The San Luis acreage is among wetlands totaling more than 130,000 acres in western Merced County. It’s the largest remnant of the Central Valley’s once vast 4 million acres of wetlands. The San Joaquin River National Wildlife Refuge, about 8 miles west of Modesto, also is part of this string of preserves.
The wetlands are an elegant part of inland California’s past. On San Luis refuge, there is a thriving population of the endemic tule elk. The wildlife includes animals protected under the Endangered Species Act — the California tiger salamander, the longhorn fairy shrimp and the San Joaquin kit fox.
It is a wintering ground and migratory stopover for many kinds of waterfowl and shore birds, including gadwall, wigeon, cinnamon teal, great blue heron, great egret, white-faced ibis and several kinds of geese. The Aleutian cackling goose averted extinction thanks to partnerships with the Lyons and Gallo families, who own farmland near the San Joaquin refuge.
Before Friant Dam was built, the San Joaquin River flooded the wetlands, and many millions of birds stopped each year, sometimes filling the sky as they arrived. The Merced, Tuolumne and Stanislaus rivers flowed in from the east, sometimes spreading over their own floodplains.
About 95 percent of the wetlands have disappeared as agricultural production and development expanded. The rivers’ water now is used mostly for farming.
The wetlands in this grassland are supported with Sacramento River water pumped from Northern California. The water comes through the federal Central Valley Project as part of an environmental reform law passed two decades ago.
For the first time since the law was passed in 1992, the federal refuges are getting only 50 percent of their allotment, due to drought.
That’s more water than most San Joaquin Valley farmers got from the Central Valley Project. Many irrigation districts on both east and west sides of the Valley were left with an unprecedented zero allocation, which has triggered rallies and political debates about improving water supply.
But wildlife advocates, such as Audubon California, said government leaders still need to make every effort to deliver more water to refuges, adding that refuges have not yet gotten all the water that was required in the 1992 reform law.

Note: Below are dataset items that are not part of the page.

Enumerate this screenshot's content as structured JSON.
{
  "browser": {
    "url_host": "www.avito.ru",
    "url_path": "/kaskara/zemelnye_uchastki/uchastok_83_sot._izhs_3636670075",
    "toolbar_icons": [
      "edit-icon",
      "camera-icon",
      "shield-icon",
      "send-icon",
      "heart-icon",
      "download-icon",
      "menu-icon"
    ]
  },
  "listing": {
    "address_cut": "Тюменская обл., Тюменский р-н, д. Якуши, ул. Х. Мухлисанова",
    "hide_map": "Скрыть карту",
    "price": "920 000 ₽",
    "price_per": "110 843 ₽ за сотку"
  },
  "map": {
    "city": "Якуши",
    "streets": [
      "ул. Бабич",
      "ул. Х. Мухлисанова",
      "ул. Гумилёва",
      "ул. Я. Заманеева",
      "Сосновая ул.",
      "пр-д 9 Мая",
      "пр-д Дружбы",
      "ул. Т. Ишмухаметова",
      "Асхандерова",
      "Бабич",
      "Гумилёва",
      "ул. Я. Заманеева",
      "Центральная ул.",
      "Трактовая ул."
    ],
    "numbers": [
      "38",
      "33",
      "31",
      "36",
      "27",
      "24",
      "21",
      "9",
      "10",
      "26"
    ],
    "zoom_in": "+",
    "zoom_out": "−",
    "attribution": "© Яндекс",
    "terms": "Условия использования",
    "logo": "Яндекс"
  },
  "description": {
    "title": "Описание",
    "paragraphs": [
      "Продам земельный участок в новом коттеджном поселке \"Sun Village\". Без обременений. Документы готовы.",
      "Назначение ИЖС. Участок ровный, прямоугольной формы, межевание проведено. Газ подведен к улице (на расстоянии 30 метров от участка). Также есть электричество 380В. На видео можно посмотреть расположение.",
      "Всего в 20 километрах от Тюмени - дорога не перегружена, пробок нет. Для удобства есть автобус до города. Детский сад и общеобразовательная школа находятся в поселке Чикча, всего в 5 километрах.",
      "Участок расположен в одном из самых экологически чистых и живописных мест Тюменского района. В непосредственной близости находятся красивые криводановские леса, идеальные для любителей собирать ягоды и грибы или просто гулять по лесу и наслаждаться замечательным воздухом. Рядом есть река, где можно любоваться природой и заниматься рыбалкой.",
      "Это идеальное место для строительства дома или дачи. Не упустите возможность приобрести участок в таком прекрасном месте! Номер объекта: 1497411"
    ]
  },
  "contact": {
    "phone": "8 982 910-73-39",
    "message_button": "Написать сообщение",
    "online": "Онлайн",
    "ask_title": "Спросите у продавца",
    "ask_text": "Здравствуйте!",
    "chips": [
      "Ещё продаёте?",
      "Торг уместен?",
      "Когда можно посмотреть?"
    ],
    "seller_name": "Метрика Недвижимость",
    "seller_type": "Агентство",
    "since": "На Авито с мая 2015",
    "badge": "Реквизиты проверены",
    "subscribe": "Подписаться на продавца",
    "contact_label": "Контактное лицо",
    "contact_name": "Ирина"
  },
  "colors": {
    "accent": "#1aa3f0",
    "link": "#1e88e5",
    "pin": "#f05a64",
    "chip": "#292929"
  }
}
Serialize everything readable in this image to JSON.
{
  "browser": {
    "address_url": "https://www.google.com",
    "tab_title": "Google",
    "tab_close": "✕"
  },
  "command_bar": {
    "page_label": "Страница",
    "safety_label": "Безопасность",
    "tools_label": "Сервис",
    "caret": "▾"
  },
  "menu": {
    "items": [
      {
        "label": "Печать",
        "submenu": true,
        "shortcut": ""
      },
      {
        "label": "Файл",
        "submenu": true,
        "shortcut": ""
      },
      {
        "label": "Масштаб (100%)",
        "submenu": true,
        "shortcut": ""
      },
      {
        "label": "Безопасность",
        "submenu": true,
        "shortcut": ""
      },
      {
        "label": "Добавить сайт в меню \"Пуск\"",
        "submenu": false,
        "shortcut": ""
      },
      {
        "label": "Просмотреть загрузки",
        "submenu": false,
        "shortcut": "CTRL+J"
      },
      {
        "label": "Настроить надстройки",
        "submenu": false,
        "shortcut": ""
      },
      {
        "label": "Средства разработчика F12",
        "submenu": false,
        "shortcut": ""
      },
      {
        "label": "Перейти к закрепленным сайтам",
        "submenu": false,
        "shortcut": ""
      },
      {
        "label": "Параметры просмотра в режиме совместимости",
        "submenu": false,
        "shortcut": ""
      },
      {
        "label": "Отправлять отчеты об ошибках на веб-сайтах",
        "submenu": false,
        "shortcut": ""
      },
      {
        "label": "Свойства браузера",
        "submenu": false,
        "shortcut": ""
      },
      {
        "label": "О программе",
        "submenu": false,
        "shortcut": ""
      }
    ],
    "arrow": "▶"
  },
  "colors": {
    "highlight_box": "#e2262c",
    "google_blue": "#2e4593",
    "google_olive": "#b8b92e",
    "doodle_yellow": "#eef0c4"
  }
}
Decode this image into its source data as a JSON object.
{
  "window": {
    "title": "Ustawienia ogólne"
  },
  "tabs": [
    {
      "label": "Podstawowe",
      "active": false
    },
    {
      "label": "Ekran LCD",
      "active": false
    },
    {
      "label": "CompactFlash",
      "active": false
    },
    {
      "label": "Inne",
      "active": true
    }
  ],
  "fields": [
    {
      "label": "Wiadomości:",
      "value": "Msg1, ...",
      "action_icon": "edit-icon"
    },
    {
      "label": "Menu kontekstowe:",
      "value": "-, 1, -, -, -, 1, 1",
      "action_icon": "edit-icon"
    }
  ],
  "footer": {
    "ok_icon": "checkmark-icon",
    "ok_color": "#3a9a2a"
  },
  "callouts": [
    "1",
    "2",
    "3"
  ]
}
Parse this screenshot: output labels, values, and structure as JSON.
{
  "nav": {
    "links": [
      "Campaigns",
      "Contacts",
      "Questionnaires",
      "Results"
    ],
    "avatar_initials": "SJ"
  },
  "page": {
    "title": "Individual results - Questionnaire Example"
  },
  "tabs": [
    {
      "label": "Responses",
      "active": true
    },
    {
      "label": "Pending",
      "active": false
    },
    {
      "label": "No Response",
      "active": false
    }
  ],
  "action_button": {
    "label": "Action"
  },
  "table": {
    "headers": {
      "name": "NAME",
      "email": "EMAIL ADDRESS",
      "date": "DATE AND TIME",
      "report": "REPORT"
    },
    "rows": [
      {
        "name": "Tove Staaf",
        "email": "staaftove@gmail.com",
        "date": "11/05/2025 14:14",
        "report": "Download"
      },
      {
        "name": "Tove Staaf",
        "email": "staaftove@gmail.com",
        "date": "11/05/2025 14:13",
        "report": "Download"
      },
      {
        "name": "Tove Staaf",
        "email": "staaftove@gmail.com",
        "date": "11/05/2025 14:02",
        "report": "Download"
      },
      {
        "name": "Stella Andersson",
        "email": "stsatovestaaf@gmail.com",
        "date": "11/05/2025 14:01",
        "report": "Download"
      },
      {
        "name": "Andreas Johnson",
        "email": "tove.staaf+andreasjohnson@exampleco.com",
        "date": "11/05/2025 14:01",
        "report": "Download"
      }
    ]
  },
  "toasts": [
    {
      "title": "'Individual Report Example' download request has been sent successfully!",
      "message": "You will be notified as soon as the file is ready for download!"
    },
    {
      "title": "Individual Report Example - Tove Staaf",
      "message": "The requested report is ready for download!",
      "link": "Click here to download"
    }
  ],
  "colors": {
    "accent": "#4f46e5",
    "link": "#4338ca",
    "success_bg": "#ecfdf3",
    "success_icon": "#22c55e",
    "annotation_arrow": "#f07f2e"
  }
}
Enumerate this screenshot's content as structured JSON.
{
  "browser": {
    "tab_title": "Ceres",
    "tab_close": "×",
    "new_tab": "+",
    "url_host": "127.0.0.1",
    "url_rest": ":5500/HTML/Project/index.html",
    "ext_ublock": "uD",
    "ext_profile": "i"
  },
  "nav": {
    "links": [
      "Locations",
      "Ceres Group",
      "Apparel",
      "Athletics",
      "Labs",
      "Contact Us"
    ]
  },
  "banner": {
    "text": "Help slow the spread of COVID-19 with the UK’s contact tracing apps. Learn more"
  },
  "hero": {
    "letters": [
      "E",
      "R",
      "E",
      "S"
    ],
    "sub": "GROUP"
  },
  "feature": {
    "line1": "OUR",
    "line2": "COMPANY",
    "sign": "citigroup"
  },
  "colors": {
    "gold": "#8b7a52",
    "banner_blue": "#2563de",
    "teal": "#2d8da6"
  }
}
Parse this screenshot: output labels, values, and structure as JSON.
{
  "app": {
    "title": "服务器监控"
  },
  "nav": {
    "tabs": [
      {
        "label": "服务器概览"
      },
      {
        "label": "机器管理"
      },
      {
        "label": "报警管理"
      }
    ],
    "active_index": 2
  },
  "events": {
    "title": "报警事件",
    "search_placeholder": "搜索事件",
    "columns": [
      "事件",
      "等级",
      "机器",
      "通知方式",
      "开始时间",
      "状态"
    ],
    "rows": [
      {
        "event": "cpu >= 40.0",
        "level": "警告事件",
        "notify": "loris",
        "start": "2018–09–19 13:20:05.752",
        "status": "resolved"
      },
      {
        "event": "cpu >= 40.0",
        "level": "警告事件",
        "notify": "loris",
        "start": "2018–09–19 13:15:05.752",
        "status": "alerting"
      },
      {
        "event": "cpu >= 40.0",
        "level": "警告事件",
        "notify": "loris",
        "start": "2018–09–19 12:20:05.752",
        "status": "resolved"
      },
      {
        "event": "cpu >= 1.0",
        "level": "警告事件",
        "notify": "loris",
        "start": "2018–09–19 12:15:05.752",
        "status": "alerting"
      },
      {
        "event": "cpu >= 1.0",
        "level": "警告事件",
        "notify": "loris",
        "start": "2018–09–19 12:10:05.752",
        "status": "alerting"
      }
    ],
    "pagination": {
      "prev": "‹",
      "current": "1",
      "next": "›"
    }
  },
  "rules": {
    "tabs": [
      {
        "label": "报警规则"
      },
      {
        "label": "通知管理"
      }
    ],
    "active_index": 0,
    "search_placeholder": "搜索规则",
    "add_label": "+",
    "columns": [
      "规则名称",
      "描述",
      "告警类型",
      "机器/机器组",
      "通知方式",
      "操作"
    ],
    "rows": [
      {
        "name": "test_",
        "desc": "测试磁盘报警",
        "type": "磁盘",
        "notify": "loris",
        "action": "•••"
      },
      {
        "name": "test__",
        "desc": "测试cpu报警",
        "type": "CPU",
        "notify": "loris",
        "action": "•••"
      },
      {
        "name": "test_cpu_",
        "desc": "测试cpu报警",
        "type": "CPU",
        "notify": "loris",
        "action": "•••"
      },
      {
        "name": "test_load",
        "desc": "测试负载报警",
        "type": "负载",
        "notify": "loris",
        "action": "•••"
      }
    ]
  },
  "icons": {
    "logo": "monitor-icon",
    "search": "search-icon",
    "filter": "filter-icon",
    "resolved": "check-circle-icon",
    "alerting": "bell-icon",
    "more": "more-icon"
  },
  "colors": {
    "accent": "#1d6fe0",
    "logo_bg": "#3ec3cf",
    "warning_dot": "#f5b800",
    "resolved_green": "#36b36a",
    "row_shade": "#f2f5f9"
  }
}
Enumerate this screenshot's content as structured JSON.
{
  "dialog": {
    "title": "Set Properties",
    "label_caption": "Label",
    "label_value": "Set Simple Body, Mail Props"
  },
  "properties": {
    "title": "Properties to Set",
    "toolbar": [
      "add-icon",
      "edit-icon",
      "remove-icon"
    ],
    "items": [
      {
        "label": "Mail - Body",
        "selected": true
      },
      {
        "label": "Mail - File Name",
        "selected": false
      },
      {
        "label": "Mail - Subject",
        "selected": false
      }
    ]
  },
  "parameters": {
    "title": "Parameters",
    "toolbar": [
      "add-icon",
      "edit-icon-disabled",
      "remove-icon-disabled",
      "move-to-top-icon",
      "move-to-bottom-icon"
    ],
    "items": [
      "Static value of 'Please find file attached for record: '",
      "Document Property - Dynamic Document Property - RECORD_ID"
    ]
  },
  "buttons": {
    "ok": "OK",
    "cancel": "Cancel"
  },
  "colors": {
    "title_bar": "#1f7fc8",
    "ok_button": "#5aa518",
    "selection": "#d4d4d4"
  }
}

“It’s always a drought year for birds,” said Meghan Hertel, Audubon California’s director of working lands. “When the drought and additional water issues came up earlier this year, wildlife wasn’t part of the discussion.”
Out at the San Luis refuge, the drought is obvious. Water delivery ditches are etched with cracked ground, and entire sections of the refuge are going without water in the annual October flood-up.
There are deep-water wells that are used to help flood the wetlands, but they, too, have been affected by the drought as the underground water table drops.
“When we do send water down ditches, it sometimes just sinks into the ground,” said Forrest.
More than 40,000 birds already have arrived, including northern shovelers, green-winged teals, mallards, lesser sandhill cranes and northern pintails. They settle in where they can find food, such as swamp timothy, bulrush, cattail and smart weed.
Touring the wetlands with the media earlier this month, Sparks said he was a little surprised there were so few birds to photograph that day. Maybe the birds were on the move to another part of the refuge, someone suggested. Is it possible they just moved to the surrounding agriculture?
“I don’t think so,” Sparks said. “They’re not growing crops that the birds want. I think later this year you’ll see 100 birds are gathering in a place where you would normally see only a few dozen. It will be noticeable.”
Modesto Bee staff writer John Holland contributed to this report.